I work with the communities that surround Galloway Forest District. People living in the area want to work with FES because the forests and woodlands can really help communities on a number of fronts.  This could be through  holding events and activities, getting involved in managing land or buildings, developing renewable energy projects, establishing community woodlands, hutting, fishing, volunteering projects and even big scale landscape partnerships projects.

Most days involve establishing the ground rules for agreements that enable FES to work with communities. I meet up with community representatives to discuss their plans and help make them more achievable by making them bite-sized and phased. I am also the first point of call for community asset transfers - the process where communities can purchase land from us.

The work is really varied and rewarding. For example, there was an increase in the number of grass fires in the north of the area last year. To reduce this in the future I am working with Police Scotland, neighbouring landowners, Doon Academy and the fire brigade to set up events for the local primary schools on a grass fire campaign. The events will help show the damaging effects of fire to the landscape, wildlife, the local community and of course, the people themselves.

I also work with community groups who have invested in windfarms and those who want to invest in the National Forest Estate to bring tourism in and  keep their community going.

Can you tell me about your favourite place within Galloway Forest Park? What’s special about it?

North Kyle and East Ayrshire. Actually, they are outside the forest park but within the overall Forest District area that we manage. This area is special to me as I can see the forest being able to create a lasting and positive legacy that will replace an extremely degraded industrial landscape with something more natural and in keeping with the area before opencast mining arrived. By transforming the area using forestry as the catalyst we can make it more welcoming to wildlife and make a greater connection between communities and the forest. Trees provide a high quality opportunity to provide outdoor education, activity, recreation and creates an environment that enables economic, environmental and social economic regeneration. All the stuff that the forest should be used for as well as timber production.

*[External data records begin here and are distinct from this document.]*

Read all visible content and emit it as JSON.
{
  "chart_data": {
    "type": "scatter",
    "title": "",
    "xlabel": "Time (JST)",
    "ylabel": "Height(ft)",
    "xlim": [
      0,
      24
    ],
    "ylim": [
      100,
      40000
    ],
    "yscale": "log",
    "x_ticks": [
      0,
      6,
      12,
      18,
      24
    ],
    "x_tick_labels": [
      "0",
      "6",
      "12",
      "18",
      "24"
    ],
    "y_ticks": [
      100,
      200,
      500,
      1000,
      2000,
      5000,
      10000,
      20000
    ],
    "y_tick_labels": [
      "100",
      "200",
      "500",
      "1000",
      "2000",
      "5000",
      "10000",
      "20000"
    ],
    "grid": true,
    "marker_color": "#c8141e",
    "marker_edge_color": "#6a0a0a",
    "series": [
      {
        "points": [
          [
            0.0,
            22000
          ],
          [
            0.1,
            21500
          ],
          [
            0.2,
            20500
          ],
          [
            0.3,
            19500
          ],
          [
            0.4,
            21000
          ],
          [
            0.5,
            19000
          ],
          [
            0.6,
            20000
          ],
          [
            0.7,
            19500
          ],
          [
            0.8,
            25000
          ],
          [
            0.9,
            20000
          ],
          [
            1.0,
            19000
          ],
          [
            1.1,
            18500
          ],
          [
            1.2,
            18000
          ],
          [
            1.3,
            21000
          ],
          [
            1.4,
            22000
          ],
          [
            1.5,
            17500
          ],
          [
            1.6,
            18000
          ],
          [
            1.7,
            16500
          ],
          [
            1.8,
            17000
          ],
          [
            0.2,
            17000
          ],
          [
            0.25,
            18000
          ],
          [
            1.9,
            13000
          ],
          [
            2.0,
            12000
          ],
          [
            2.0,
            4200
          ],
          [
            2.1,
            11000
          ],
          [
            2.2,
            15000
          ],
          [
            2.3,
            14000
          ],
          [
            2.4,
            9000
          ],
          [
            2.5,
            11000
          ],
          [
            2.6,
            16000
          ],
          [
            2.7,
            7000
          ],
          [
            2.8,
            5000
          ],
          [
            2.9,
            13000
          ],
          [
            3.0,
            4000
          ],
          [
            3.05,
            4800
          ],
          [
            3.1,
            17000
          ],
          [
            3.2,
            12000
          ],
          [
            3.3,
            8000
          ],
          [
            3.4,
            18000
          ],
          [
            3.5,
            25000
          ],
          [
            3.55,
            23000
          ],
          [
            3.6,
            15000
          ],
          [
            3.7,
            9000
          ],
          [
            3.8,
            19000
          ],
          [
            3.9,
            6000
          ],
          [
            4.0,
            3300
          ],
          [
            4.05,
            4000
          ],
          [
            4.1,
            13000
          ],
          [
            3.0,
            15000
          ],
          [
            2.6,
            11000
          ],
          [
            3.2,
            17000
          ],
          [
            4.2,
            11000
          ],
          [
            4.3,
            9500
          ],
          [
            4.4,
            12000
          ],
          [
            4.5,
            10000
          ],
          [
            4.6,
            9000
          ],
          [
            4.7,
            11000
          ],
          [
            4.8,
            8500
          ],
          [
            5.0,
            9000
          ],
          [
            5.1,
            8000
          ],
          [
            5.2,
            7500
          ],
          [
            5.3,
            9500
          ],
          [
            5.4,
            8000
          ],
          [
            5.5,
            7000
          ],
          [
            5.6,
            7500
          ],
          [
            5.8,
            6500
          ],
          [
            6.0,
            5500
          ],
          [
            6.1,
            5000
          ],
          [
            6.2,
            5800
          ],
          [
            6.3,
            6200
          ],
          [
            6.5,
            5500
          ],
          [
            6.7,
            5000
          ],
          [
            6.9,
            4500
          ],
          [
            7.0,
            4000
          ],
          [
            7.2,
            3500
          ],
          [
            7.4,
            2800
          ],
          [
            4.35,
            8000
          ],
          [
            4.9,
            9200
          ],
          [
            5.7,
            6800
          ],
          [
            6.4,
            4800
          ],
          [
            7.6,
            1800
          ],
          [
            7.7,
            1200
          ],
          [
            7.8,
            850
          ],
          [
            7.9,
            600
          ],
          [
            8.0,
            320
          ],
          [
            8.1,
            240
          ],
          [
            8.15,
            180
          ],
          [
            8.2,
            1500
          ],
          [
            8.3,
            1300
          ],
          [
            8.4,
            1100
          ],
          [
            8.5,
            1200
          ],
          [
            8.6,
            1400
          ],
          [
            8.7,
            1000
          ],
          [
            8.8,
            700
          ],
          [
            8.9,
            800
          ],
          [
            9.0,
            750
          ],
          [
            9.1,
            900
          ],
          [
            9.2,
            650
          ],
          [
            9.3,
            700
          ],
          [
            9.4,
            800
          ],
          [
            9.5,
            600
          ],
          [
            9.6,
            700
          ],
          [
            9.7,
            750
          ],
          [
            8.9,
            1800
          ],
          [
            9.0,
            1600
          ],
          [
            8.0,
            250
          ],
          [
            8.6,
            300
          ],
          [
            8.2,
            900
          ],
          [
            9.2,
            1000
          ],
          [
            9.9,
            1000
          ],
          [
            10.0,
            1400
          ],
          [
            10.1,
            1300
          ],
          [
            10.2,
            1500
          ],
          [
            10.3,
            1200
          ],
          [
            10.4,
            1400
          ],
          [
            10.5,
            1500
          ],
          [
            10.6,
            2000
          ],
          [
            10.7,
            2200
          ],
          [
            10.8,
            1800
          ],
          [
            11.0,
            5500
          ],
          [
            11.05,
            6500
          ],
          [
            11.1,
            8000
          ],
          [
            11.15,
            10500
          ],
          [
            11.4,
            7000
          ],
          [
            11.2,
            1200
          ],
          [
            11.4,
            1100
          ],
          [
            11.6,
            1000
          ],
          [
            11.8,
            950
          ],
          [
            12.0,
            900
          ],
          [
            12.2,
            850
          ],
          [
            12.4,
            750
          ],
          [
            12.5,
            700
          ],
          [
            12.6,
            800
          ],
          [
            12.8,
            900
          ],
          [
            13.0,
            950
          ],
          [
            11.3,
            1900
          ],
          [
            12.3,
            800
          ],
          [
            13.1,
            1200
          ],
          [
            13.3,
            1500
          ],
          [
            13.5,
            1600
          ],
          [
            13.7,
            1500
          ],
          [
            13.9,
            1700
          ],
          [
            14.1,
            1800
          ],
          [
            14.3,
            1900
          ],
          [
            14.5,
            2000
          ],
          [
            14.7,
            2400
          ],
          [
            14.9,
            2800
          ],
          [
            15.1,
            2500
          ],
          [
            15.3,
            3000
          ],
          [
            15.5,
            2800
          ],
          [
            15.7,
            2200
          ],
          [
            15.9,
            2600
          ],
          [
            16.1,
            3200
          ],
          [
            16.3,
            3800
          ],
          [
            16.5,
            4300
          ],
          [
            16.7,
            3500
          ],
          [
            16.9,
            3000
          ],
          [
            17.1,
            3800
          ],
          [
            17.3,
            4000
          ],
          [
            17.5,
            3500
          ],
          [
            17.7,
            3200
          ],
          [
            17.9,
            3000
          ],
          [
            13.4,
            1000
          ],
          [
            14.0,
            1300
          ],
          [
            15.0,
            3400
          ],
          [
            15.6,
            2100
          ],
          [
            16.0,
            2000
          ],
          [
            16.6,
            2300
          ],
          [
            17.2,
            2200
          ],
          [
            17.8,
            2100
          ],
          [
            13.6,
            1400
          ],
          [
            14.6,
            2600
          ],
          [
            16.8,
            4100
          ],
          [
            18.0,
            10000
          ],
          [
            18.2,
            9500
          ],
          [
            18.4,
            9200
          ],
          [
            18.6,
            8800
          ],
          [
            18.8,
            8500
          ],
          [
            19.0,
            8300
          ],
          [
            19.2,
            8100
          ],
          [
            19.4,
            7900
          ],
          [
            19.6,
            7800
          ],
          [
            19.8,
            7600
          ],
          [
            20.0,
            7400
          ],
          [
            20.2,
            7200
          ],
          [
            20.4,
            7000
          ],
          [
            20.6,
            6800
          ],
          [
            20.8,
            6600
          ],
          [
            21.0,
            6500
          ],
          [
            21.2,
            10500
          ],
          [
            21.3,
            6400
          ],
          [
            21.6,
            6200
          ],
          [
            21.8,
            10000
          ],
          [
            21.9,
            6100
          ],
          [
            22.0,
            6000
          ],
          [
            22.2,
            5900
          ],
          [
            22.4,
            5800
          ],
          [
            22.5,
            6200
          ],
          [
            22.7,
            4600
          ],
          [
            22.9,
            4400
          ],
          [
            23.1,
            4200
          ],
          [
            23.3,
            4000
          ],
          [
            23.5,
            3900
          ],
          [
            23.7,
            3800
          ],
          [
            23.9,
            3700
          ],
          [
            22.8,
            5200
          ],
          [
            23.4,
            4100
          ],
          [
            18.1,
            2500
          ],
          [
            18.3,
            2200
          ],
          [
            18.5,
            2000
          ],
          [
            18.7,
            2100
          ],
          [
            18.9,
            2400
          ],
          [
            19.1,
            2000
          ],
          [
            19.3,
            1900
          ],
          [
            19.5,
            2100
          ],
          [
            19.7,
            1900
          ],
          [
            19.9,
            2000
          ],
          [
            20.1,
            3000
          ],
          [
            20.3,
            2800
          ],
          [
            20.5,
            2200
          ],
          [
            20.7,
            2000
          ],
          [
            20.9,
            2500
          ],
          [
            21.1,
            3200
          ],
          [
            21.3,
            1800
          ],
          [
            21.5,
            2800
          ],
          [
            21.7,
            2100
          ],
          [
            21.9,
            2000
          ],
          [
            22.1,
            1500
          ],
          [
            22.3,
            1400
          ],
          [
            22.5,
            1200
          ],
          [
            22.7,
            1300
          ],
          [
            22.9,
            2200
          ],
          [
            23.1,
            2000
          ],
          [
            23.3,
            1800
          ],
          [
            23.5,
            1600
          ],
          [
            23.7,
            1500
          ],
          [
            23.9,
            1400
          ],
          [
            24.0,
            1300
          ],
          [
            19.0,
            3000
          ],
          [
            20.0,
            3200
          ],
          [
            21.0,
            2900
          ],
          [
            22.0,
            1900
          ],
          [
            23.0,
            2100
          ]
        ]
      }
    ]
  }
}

These are the elements that are often overlooked when looking at our commercial forests, which now offer far more through great design and diversification.

What motivates you each day? What do you love about work?

Working with people and making change happen.  Each day can bring different challenges all in the pursuit of making the forests relevant in people’s lives.

What brings you to a forest when you’re not working?

Walking the dog. My favorite bit of woodland is the Brough Wood outside New Galloway. This is lovely Oak, Birch and Hazel semi ancient woodland that not many people know about.